Le Conseil d’Etat s’est prononcé, dans un arrêt du 29 décembre 2022 à mentionner aux tables du recueil Lebon (n°458678), sur l’obligation de présentation préalable d’un mémoire en réclamation lorsque le titulaire entend être indemnisé pour défaut de notification de l’ordre de service.
En l’espèce, par un acte d’engagement du 31 décembre 2013, le Grand port maritime de Marseille avait confié à la société Can les travaux de dragage d’entretien des postes d’attente fluviaux sur les bassins ouest de ce port.

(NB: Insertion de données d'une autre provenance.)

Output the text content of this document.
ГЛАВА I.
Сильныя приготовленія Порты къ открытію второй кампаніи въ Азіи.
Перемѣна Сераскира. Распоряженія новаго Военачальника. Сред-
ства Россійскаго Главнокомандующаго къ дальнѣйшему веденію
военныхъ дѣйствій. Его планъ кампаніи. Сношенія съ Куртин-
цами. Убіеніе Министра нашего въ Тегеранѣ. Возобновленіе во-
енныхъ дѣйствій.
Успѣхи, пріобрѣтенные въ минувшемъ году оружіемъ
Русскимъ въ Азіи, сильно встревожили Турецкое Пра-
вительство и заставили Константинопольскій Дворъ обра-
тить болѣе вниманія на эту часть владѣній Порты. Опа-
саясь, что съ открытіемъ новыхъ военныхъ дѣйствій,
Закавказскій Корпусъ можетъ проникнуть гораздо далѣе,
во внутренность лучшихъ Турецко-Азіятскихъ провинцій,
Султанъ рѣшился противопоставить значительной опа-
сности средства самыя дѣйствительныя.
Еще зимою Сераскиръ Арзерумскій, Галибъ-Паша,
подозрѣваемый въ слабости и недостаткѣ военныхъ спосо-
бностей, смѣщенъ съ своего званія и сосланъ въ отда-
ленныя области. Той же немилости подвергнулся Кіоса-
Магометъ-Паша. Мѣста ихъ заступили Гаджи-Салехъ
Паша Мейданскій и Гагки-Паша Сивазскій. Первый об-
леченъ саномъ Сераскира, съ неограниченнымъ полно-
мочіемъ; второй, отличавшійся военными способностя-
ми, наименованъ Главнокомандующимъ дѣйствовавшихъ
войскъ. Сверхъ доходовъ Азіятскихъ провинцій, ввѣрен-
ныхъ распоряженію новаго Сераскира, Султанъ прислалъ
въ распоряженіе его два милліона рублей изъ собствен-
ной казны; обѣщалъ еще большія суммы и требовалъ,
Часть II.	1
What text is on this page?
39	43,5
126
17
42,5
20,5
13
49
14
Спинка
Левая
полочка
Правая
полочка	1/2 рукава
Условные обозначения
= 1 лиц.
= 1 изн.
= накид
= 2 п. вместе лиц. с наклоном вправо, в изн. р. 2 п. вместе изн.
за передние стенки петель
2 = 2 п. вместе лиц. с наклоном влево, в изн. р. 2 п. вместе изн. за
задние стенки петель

Estimant que l’ordre de service de la première tranche de ces travaux, parvenu le 21 juillet 2014, était tardif, la société Can a demandé la résiliation du marché. Le 5 mars 2015, le Grand port maritime de Marseille a décidé la résiliation du marché aux torts de la société Can.
Par un jugement du 20 octobre 2017, le tribunal administratif de Marseille a condamné le Grand port maritime de Marseille à verser à la société Can une indemnité de 516 316,78 euros au titre des frais engagés pour assurer l’exécution du marché.
Par un arrêt du 15 juin 2020, la cour administrative d’appel de Marseille a ensuite rejeté l’appel principal du Grand port maritime de Marseille, et fait droit partiellement à l’appel incident de la société Can en portant son indemnité à 644 656,14 euros.
Par une décision du 3 février 2021, le Conseil d’Etat, statuant au contentieux, a annulé cet arrêt.
Par l’arrêt attaqué du 23 septembre 2021, la cour administrative d’appel de Marseille a de nouveau rejeté l’appel principal du Grand port maritime de Marseille, et fait droit partiellement à l’appel incident de la société Can, en portant son indemnité à 644 656,14 euros.
Ainsi saisi, le Conseil d’Etat commence par rappeler les termes des articles 46.2.1 et 50.1.1 du cahier des clauses administratives générales des marchés publics de travaux (CCAG Travaux) applicable au litige.
L’article 46.2.1 susmentionné stipule que “dans le cas où le marché prévoit que les travaux doivent commencer sur un ordre de service intervenant après la notification du marché, si cet ordre de service n’a pas été notifié dans le délai fixé par le marché ou, à défaut d’un tel délai, dans les six mois suivant la notification du marché, le titulaire peut […] demander, par écrit, la résiliation du marché. […]
Lorsque la résiliation est prononcée à la demande du titulaire en application du présent article, celui-ci est indemnisé des frais et investissements éventuellement engagés pour le marché et nécessaires à son exécution.
Il doit, à cet effet, présenter une demande écrite, dûment justifiée, dans le délai de deux mois, à compter de la notification de la décision de résiliation. »
Concernant l’article 50.1.1, le Conseil d’Etat énonce qu’il résulte de ses dispositions “que, lorsqu’intervient, au cours de l’exécution d’un marché, un différend entre le titulaire et l’acheteur, résultant d’une prise de position écrite, explicite et non équivoque émanant de ce dernier et faisant apparaître le désaccord, le titulaire doit présenter [au représentant du pouvoir adjudicateur et au maître d’oeuvre], […] un mémoire en réclamation, à peine d’irrecevabilité de la saisine du juge du contrat”.
Le Conseil d’Etat juge que les stipulations de l’article 46.2.1 du CCAG Travaux ne dispense pas le titulaire du marché de respecter les stipulations de l’article 50.1.1.
Ainsi, “s’il entend être indemnisé sur le fondement de ces stipulations et qu’un différend intervient à ce propos à la suite de sa demande écrite dûment justifié […] de présenter un mémoire en réclamation répondant aux conditions prévues à l’article 50.1.1 du CCAG Travaux avant de saisir le juge”.